İran, Irak ve Suriye’yi bir ön cephe olarak görüyor. Suriye düştüğünde sıranın kendisine geleceği değerlendirmesi İran’ı bu kadar işin içine girmeye itti. İran’ın resmi söylemi direniş ekseninin korunması. Kuşkusuz İran hem askeri hem ekonomik destekle Suriye devletinin ayakta kalmasında en az Rusya kadar rol oynadı. Fakat İran’ın Suriye’de artan askeri varlığı ve etkisi şimdi giderek Amerikan-İsrail-Körfez ekseninin temel sorunu haline geliyor.

İran’ı geriletecekse Şam’la el sıkışmaya hazır görünen bir Arap tutumunun belirginleştiğini görüyoruz. ABD için İsrail’in güvenliği her şey. ABD-İsrail cephesinin değerlendirmelerinde Rus marifetiyle İran’ın geriletilmesi bir seçenek olarak değer kazanıyor. Rusya-İsrail ilişkilerindeki karşılıklı anlayış pazarlığın bu yöne kaymasına imkan veriyor. Ancak Suriye yönetimi de İran’ı İsrail’e karşı koymada vazgeçilmez bir ortak olarak görüyor. Bu ortaklığı Rusya ile tesis etmesi mümkün değil. O yüzden bir direnç var. Burada bir yanılsamaya da izin vermemem için bir saptamaya da ihtiyaç var: Suriye bütün iddiaların aksine İran ve Rusya’nın etkisine teslim olmama konusunda bir reflekse sahip.

İdlib’deki ateşkesin bozulması ya da Cenevre’de ipe un serilmesi karşısında “Şam, Moskova’yı dinlemiyor” diye kendini ele veren yakınmaların arkasında Suriye’nin kendi egemenlik alanlarını koruma direnci yatıyor.

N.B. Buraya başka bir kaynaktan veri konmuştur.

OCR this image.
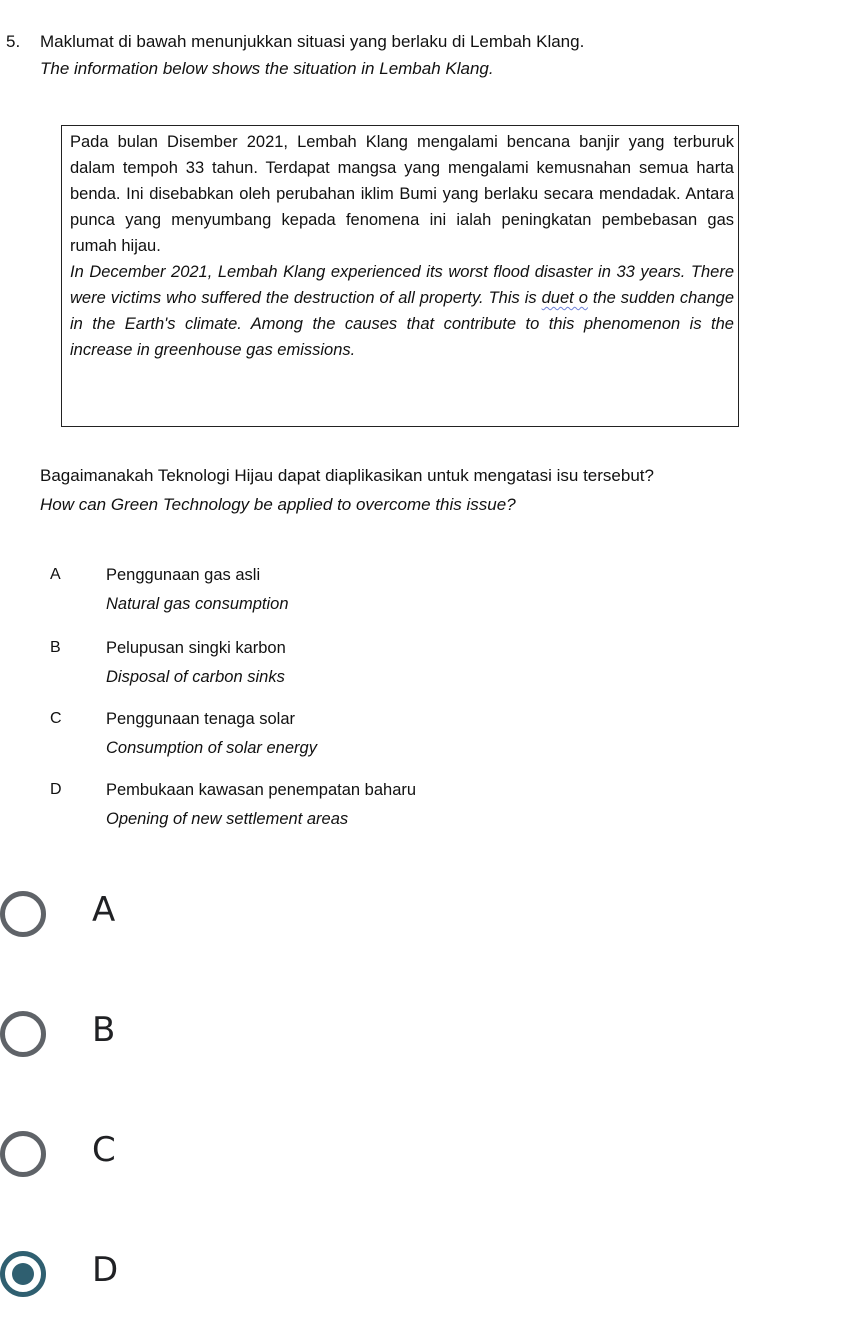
5. Maklumat di bawah menunjukkan situasi yang berlaku di Lembah Klang.
The information below shows the situation in Lembah Klang.

Pada bulan Disember 2021, Lembah Klang mengalami bencana banjir yang terburuk dalam tempoh 33 tahun. Terdapat mangsa yang mengalami kemusnahan semua harta benda. Ini disebabkan oleh perubahan iklim Bumi yang berlaku secara mendadak. Antara punca yang menyumbang kepada fenomena ini ialah peningkatan pembebasan gas rumah hijau.

In December 2021, Lembah Klang experienced its worst flood disaster in 33 years. There were victims who suffered the destruction of all property. This is duet o the sudden change in the Earth's climate. Among the causes that contribute to this phenomenon is the increase in greenhouse gas emissions.

Bagaimanakah Teknologi Hijau dapat diaplikasikan untuk mengatasi isu tersebut?
How can Green Technology be applied to overcome this issue?
A	Penggunaan gas asli
Natural gas consumption
B	Pelupusan singki karbon
Disposal of carbon sinks
C	Penggunaan tenaga solar
Consumption of solar energy
D	Pembukaan kawasan penempatan baharu
Opening of new settlement areas
A
B
C
D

Elbette korkunç bir baskı var, savaşın yükü, ekonomideki çöküş Suriye’yi kımıldayamaz hale getiriyor. Moskova açısından baktığımızda Suriye savaşı Rusların Ortadoğu’ya dönüşüne vesile oldu. Ortağına sadakatini gösterip Amerikan ittifak düzenine çomak soktu. Güç gösterisi Rusya’nın epey zaman önce çekildiği denklemlere yeniden girmesine imkan verdi. Suriye’yi geliştirdiği silahlar için bir vitrin olarak da kullandı. Bu dönüş Rusya’ya Körfez’de ilişkilerini çeşitlendirme fırsatları da sundu. Soğuk Savaş döneminde edinmiş olduğu Tartus Deniz Üssünü geliştirmekle kalmayıp Himeymim’de hava üssü kurdu. Bu Rusya’nın Akdeniz’deki manevra alanını güçlendirirken Libya ve diğer Afrika ülkelerindeki operasyonlarında burayı sıçrama tahtasına da dönüştürdü.

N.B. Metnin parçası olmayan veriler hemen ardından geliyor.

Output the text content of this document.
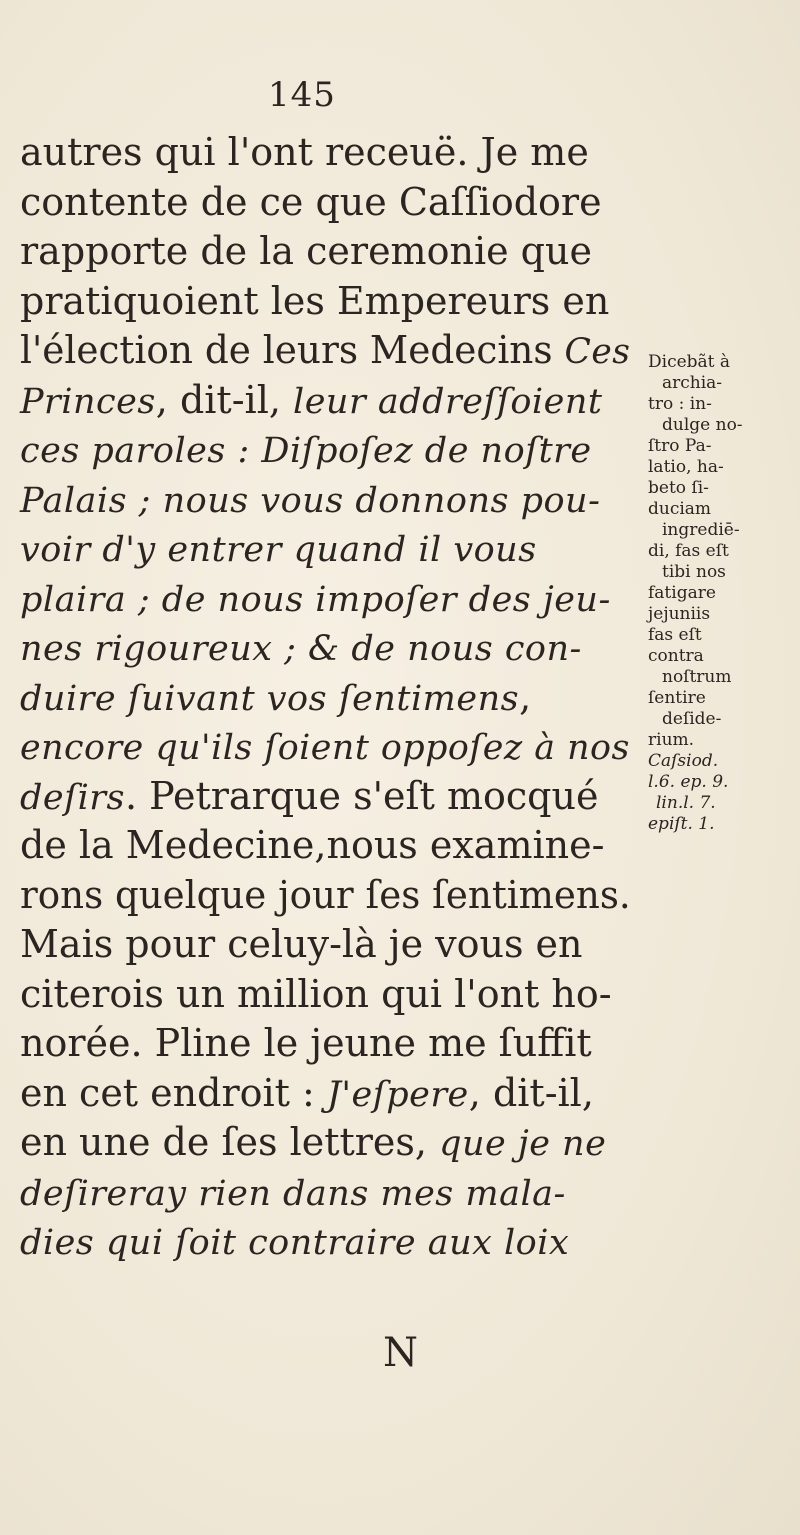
145
autres qui l'ont receuë. Je me
contente de ce que Caſſiodore
rapporte de la ceremonie que
pratiquoient les Empereurs en
l'élection de leurs Medecins Ces
Princes, dit-il, leur addreſſoient
ces paroles : Diſpoſez de noſtre
Palais ; nous vous donnons pou-
voir d'y entrer quand il vous
plaira ; de nous impoſer des jeu-
nes rigoureux ; & de nous con-
duire ſuivant vos ſentimens,
encore qu'ils ſoient oppoſez à nos
deſirs. Petrarque s'eſt mocqué
de la Medecine,nous examine-
rons quelque jour ſes ſentimens.
Mais pour celuy-là je vous en
citerois un million qui l'ont ho-
norée. Pline le jeune me ſuffit
en cet endroit : J'eſpere, dit-il,
en une de ſes lettres, que je ne
deſireray rien dans mes mala-
dies qui ſoit contraire aux loix
Dicebãt à
archia-
tro : in-
dulge no-
ſtro Pa-
latio, ha-
beto ſi-
duciam
ingrediē-
di, fas eſt
tibi nos
fatigare
jejuniis
fas eſt
contra
noſtrum
ſentire
deſide-
rium.
Caſsiod.
l.6. ep. 9.
lin.l. 7.
epiſt. 1.
N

Tabii Rusya da zor bir dönemeçte. Bir tarafta Türkiye ile bundan sonra yol almak kolay değil. Türkiye askeri varlığını ve milislere desteğini stratejik hedefler için kullanıyor. İstediğini almadıkça Rusya’nın işini zorlaştırmaya ve ABD’ye ortaklık önermeye devam edecektir. Erdoğan’ın Bloomberg’e yazdığı yazıda ortaya koyduğu üç seçenek Cumhurbaşkanının 2012 bandından hâlâ çıkamadığını gösteriyor. ABD ve Avrupalı müttefiklere bizi desteklerseniz Suriye’de yarım kalan işi bitiririz diyor. Suriye’de başkalarının parası ve silahıyla asker olmaya hazır bir ülke görüntüsü veriyor. Bu felaket bir durum aslında.

Bahislerin hâlâ açık olduğunu gören Rusya da bu ikili oyunun farkında olarak hareket ediyor. Petrol istasyonlarını cehenneme çevirmesi Erdoğan’ın Biden’ı Suriye’de kendi oyununa çekme arayışına bir yanıt olarak duruyor.